The title story in this small collection is a long short story or a short novella. Whichever, it is a moving and intricately written story of three young men in paratrooper training camp during the Vietnam War. It opens with the personal history of one of the soldiers, giving some background to his life and the family interactions that have brought him to the army. He meets two other green recruits, and they form a small clique against the more experienced battle veterans. Overall, the wandering perspective with which this story is written has an interesting impact in such a short tale. There are layers of personality and context that outgrow the length of the story, leaving the reader out in the depths of history and feeling. In Hunters in the Snow the reader meets three more men, hunters on a winter's afternoon. Here, Wolff draws three strongly distinct characters in a small space, and again manages to convey the ambiguities and complexities of human interaction and personal struggle.

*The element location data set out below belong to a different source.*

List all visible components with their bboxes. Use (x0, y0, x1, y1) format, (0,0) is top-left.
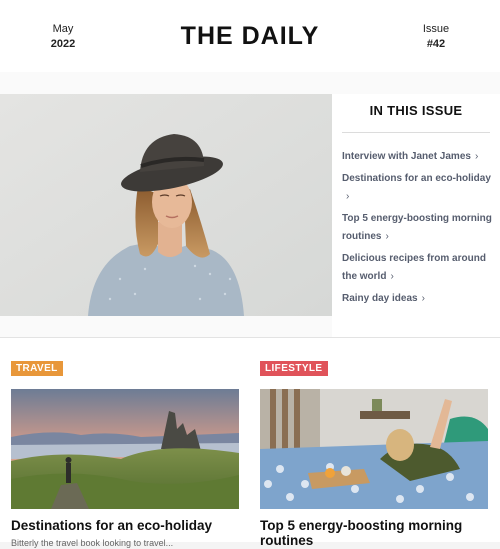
category-tag-travel[interactable]: TRAVEL (11, 361, 63, 376)
toc-item-label: Top 5 energy-boosting morning routines (342, 213, 492, 242)
section-divider (0, 337, 500, 338)
newsletter-title: THE DAILY (180, 22, 320, 50)
spacer-band (0, 316, 332, 337)
chevron-right-icon: › (390, 271, 394, 282)
category-tag-lifestyle[interactable]: LIFESTYLE (260, 361, 328, 376)
table-of-contents: IN THIS ISSUE Interview with Janet James… (332, 94, 500, 337)
toc-item-label: Destinations for an eco-holiday (342, 173, 491, 184)
issue-year: 2022 (50, 38, 76, 50)
chevron-right-icon: › (421, 293, 425, 304)
toc-item-recipes[interactable]: Delicious recipes from around the world › (342, 250, 494, 286)
issue-info: Issue #42 (411, 22, 461, 51)
toc-list: Interview with Janet James › Destinations… (342, 148, 494, 312)
article-title[interactable]: Top 5 energy-boosting morning routines (260, 518, 488, 548)
issue-number: #42 (426, 38, 446, 50)
toc-item-label: Delicious recipes from around the world (342, 253, 486, 282)
toc-title: IN THIS ISSUE (369, 103, 463, 118)
article-card-travel[interactable]: TRAVEL Destinations for an eco-holiday B… (11, 358, 239, 549)
newsletter-page: May 2022 THE DAILY Issue #42 IN THIS ISS… (0, 0, 500, 548)
toc-item-label: Rainy day ideas (342, 293, 418, 304)
toc-divider (342, 132, 490, 133)
toc-item-interview[interactable]: Interview with Janet James › (342, 148, 494, 166)
toc-item-rainy-day[interactable]: Rainy day ideas › (342, 290, 494, 308)
chevron-right-icon: › (385, 231, 389, 242)
article-title[interactable]: Destinations for an eco-holiday (11, 518, 239, 533)
issue-label: Issue (422, 23, 450, 35)
spacer-band (0, 72, 500, 94)
article-card-lifestyle[interactable]: LIFESTYLE Top 5 energy-boosting morning … (260, 358, 488, 548)
toc-item-eco-holiday[interactable]: Destinations for an eco-holiday › (342, 170, 494, 206)
article-image-breakfast-in-bed[interactable] (260, 389, 488, 509)
masthead-bar: May 2022 THE DAILY Issue #42 (0, 0, 500, 73)
chevron-right-icon: › (474, 151, 479, 162)
chevron-right-icon: › (346, 191, 350, 202)
issue-date: May 2022 (38, 22, 88, 51)
hero-image-woman-in-hat[interactable] (0, 94, 332, 316)
toc-item-morning-routines[interactable]: Top 5 energy-boosting morning routines › (342, 210, 494, 246)
toc-item-label: Interview with Janet James (342, 151, 471, 162)
article-image-mountain-landscape[interactable] (11, 389, 239, 509)
issue-month: May (52, 23, 74, 35)
article-excerpt: Bitterly the travel book looking to trav… (11, 538, 174, 548)
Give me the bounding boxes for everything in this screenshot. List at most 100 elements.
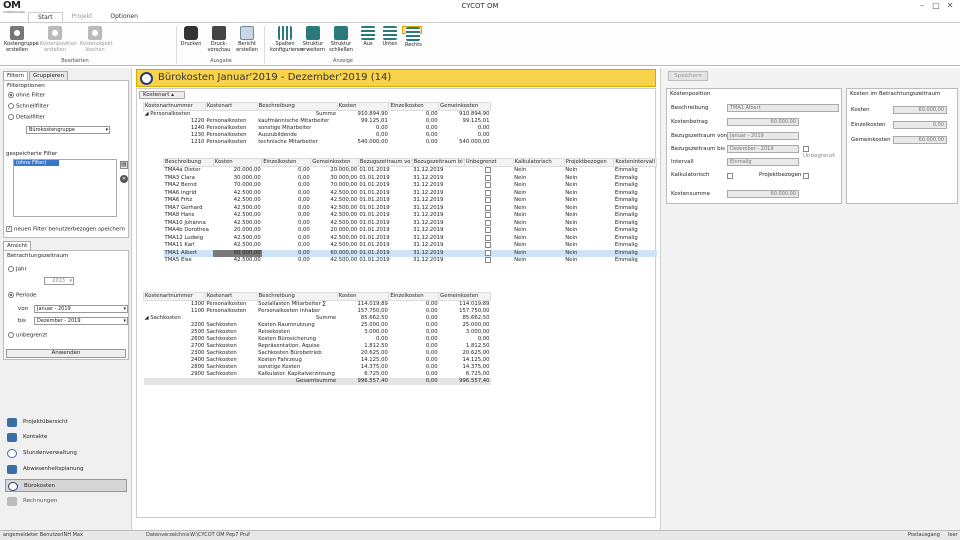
detail-col-2[interactable]: Einzelkosten: [261, 158, 312, 167]
kostengruppe-erstellen-button[interactable]: Kostengruppe erstellen: [4, 26, 39, 53]
nav-stundenverwaltung[interactable]: Stundenverwaltung: [5, 447, 127, 460]
save-filter-checkbox[interactable]: ✓ neuen Filter benutzerbezogen speichern: [6, 226, 125, 233]
col-gemeinkosten[interactable]: Gemeinkosten: [438, 292, 491, 301]
detail-row[interactable]: TMA6 Ingrid 42.500,00 0,00 42.500,00 01.01.2…: [164, 189, 657, 198]
intervall-select[interactable]: Einmalig: [727, 158, 799, 166]
table-row[interactable]: 2400 Sachkosten Kosten Fahrzeug 14.125,00 0,…: [144, 357, 491, 364]
unbegrenzt-checkbox[interactable]: [464, 189, 513, 198]
detail-row[interactable]: TMA8 Hans 42.500,00 0,00 42.500,00 01.01.201…: [164, 212, 657, 220]
saved-filter-item[interactable]: (ohne Filter): [14, 160, 59, 166]
detail-col-6[interactable]: Unbegrenzt: [463, 158, 514, 167]
col-einzelkosten[interactable]: Einzelkosten: [388, 292, 440, 301]
group-row[interactable]: ◢ Sachkosten Summe 85.662,50 0,00 85.662,50: [144, 315, 491, 322]
bericht-erstellen-button[interactable]: Bericht erstellen: [234, 26, 260, 53]
detail-row[interactable]: TMA11 Karl 42.500,00 0,00 42.500,00 01.01.20…: [164, 242, 657, 250]
kostenposition-erstellen-button[interactable]: Kostenposition erstellen: [40, 26, 77, 53]
unbegrenzt-checkbox[interactable]: [464, 197, 513, 205]
projektbezogen-checkbox[interactable]: [803, 172, 811, 179]
saved-filter-list[interactable]: (ohne Filter): [13, 159, 117, 217]
unbegrenzt-checkbox[interactable]: [464, 174, 513, 183]
table-row[interactable]: 1230 Personalkosten Auszubildende 0,00 0,00 0…: [144, 132, 491, 139]
periode-von-select[interactable]: Januar - 2019 ▾: [34, 305, 128, 313]
detail-col-7[interactable]: Kalkulatorisch: [512, 158, 565, 167]
table-row[interactable]: 1100 Personalkosten Personalkosten Inhaber…: [144, 308, 491, 315]
gemeinkosten-field[interactable]: 60.000,00: [893, 136, 947, 144]
detail-row[interactable]: TMA4b Dorothea 20.000,00 0,00 20.000,00 01.0…: [164, 227, 657, 235]
table-row[interactable]: 2500 Sachkosten Reisekosten 3.000,00 0,00 3.0…: [144, 329, 491, 336]
kostenobjekt-loeschen-button[interactable]: Kostenobjekt löschen: [80, 26, 112, 53]
ansicht-aus-button[interactable]: Aus: [358, 26, 378, 47]
bezugszeitraum-bis-select[interactable]: Dezember - 2019: [727, 145, 799, 153]
struktur-erweitern-button[interactable]: Struktur erweitern: [300, 26, 326, 53]
nav-kontakte[interactable]: Kontakte: [5, 431, 127, 444]
radio-unbegrenzt[interactable]: unbegrenzt: [8, 332, 47, 339]
detail-col-1[interactable]: Kosten: [212, 158, 263, 167]
filter-group-select[interactable]: Bürokostengruppe ▾: [26, 126, 110, 134]
table-row[interactable]: 1300 Personalkosten Soziallasten Mitarbeit…: [144, 301, 491, 309]
group-row[interactable]: ◢ Personalkosten Summe 910.894,90 0,00 910.8…: [144, 111, 491, 119]
nav-rechnungen[interactable]: Rechnungen: [5, 495, 127, 508]
tab-start[interactable]: Start: [28, 12, 63, 22]
unbegrenzt-checkbox[interactable]: [464, 212, 513, 220]
detail-row[interactable]: TMA4a Dieter 20.000,00 0,00 20.000,00 01.01.…: [164, 167, 657, 175]
detail-row[interactable]: TMA3 Clara 30.000,00 0,00 30.000,00 01.01.20…: [164, 174, 657, 183]
col-beschreibung[interactable]: Beschreibung: [256, 102, 338, 111]
beschreibung-field[interactable]: TMA1 Albert: [727, 104, 839, 112]
jahr-select[interactable]: 2013 ▾: [44, 277, 74, 285]
table-row[interactable]: 2600 Sachkosten Kosten Bürosicherung 0,00 0,…: [144, 336, 491, 343]
detail-row[interactable]: TMA2 Bernd 70.000,00 0,00 70.000,00 01.01.20…: [164, 182, 657, 190]
detail-col-4[interactable]: Bezugszeitraum vo: [357, 158, 413, 167]
ansicht-unten-button[interactable]: Unten: [380, 26, 400, 47]
close-icon[interactable]: ✕: [944, 1, 956, 10]
detail-row[interactable]: TMA7 Gerhard 42.500,00 0,00 42.500,00 01.01.…: [164, 204, 657, 213]
tab-projekt[interactable]: Projekt: [63, 12, 102, 22]
nav-buerokosten[interactable]: Bürokosten: [5, 479, 127, 492]
einzelkosten-field[interactable]: 0,00: [893, 121, 947, 129]
spalten-konfigurieren-button[interactable]: Spalten konfigurieren: [270, 26, 303, 53]
col-gemeinkosten[interactable]: Gemeinkosten: [438, 102, 491, 111]
table-row[interactable]: 1220 Personalkosten kaufmännische Mitarbei…: [144, 118, 491, 125]
periode-bis-select[interactable]: Dezember - 2019 ▾: [34, 317, 128, 325]
nav-projektuebersicht[interactable]: Projektübersicht: [5, 416, 127, 429]
radio-schnellfilter[interactable]: Schnellfilter: [8, 103, 49, 110]
unbegrenzt-checkbox[interactable]: [464, 242, 513, 250]
radio-ohne-filter[interactable]: ohne Filter: [8, 92, 45, 99]
table-row[interactable]: 2700 Sachkosten Repräsentation, Aquise 1.81…: [144, 343, 491, 350]
col-kostenartnummer[interactable]: Kostenartnummer: [143, 102, 206, 111]
detail-col-9[interactable]: Kostenintervall: [613, 158, 657, 167]
col-kosten[interactable]: Kosten: [336, 292, 390, 301]
ansicht-rechts-button[interactable]: Rechts: [402, 26, 422, 48]
unbegrenzt-checkbox[interactable]: [464, 204, 513, 213]
nav-abwesenheitsplanung[interactable]: Abwesenheitsplanung: [5, 463, 127, 476]
kostensumme-field[interactable]: 60.000,00: [727, 190, 799, 198]
col-kostenart[interactable]: Kostenart: [204, 102, 258, 111]
group-by-chip[interactable]: Kostenart ▴: [139, 91, 185, 99]
save-button[interactable]: Speichern: [668, 71, 708, 81]
detail-row[interactable]: TMA10 Johanna 42.500,00 0,00 42.500,00 01.01…: [164, 219, 657, 228]
unbegrenzt-checkbox[interactable]: [464, 167, 513, 175]
unbegrenzt-checkbox[interactable]: [464, 249, 514, 257]
detail-col-3[interactable]: Gemeinkosten: [310, 158, 359, 167]
radio-periode[interactable]: Periode: [8, 292, 37, 299]
save-filter-icon[interactable]: ▤: [120, 161, 128, 169]
table-row[interactable]: 2300 Sachkosten Sachkosten Bürobetrieb 20.6…: [144, 350, 491, 357]
kostenbetrag-field[interactable]: 60.000,00: [727, 118, 799, 126]
table-row[interactable]: 1240 Personalkosten sonstige Mitarbeiter 0,…: [144, 125, 491, 132]
detail-col-8[interactable]: Projektbezogen: [563, 158, 615, 167]
delete-filter-icon[interactable]: ✕: [120, 175, 128, 183]
unbegrenzt-checkbox[interactable]: Unbegrenzt: [803, 146, 841, 159]
apply-button[interactable]: Anwenden: [6, 349, 126, 358]
detail-row[interactable]: TMA12 Ludwig 42.500,00 0,00 42.500,00 01.01.…: [164, 234, 657, 243]
detail-row[interactable]: TMA1 Albert 60.000,00 0,00 60.000,00 01.01.2…: [163, 249, 657, 257]
col-beschreibung[interactable]: Beschreibung: [256, 292, 338, 301]
maximize-icon[interactable]: □: [930, 1, 942, 10]
kalkulatorisch-checkbox[interactable]: [727, 172, 735, 179]
radio-jahr[interactable]: Jahr: [8, 266, 27, 273]
table-row[interactable]: 2200 Sachkosten Kosten Raumnutzung 25.000,0…: [144, 322, 491, 329]
unbegrenzt-checkbox[interactable]: [464, 219, 513, 228]
druckvorschau-button[interactable]: Druck-vorschau: [206, 26, 232, 53]
table-row[interactable]: 2800 Sachkosten sonstige Kosten 14.375,00 0,…: [144, 364, 491, 371]
struktur-schliessen-button[interactable]: Struktur schließen: [328, 26, 354, 53]
unbegrenzt-checkbox[interactable]: [464, 182, 513, 190]
unbegrenzt-checkbox[interactable]: [464, 227, 513, 235]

In the third story, Smokers, we are transported to a New England prep school, and the petty interactions that define that dog-eat-dog environment, a place and a time in which the stakes seem so high because they are so trivial. In Wingfield, the shortest piece in the collection, Wolff returns to the military, where meet again three men, two of whom reflect upon a narcoleptic soldier they knew back at boot camp. Poaching is a touching story about a family coming apart at the seams, and coming together again on the shore of a pond. A father and a son go to live in the woods of British Columbia, and mom comes to visit. The story has touches of the brutal, just like life. And touches of the sweet and gentle, just like life. Finally, in The Liar, Wolff tells the story of a sixteen year old boy who compulsively tells gruesome lies about his mother's health. This is another sensitive and dense story about the interactions between members of a family as it flies apart. In the end, Wolff makes the case for the personal history of a young storyteller, closing this collection of stories on a convincing note. In each of these stories, Wolff packs a lot of power and emotion into as small space. His writing is observant and insightful, casting a compassionate gaze upon what seems to be the extraordinary in ordinary life.

(Wolff was awarded the 1985 PEN/Faulkner award for the title story in this collection.)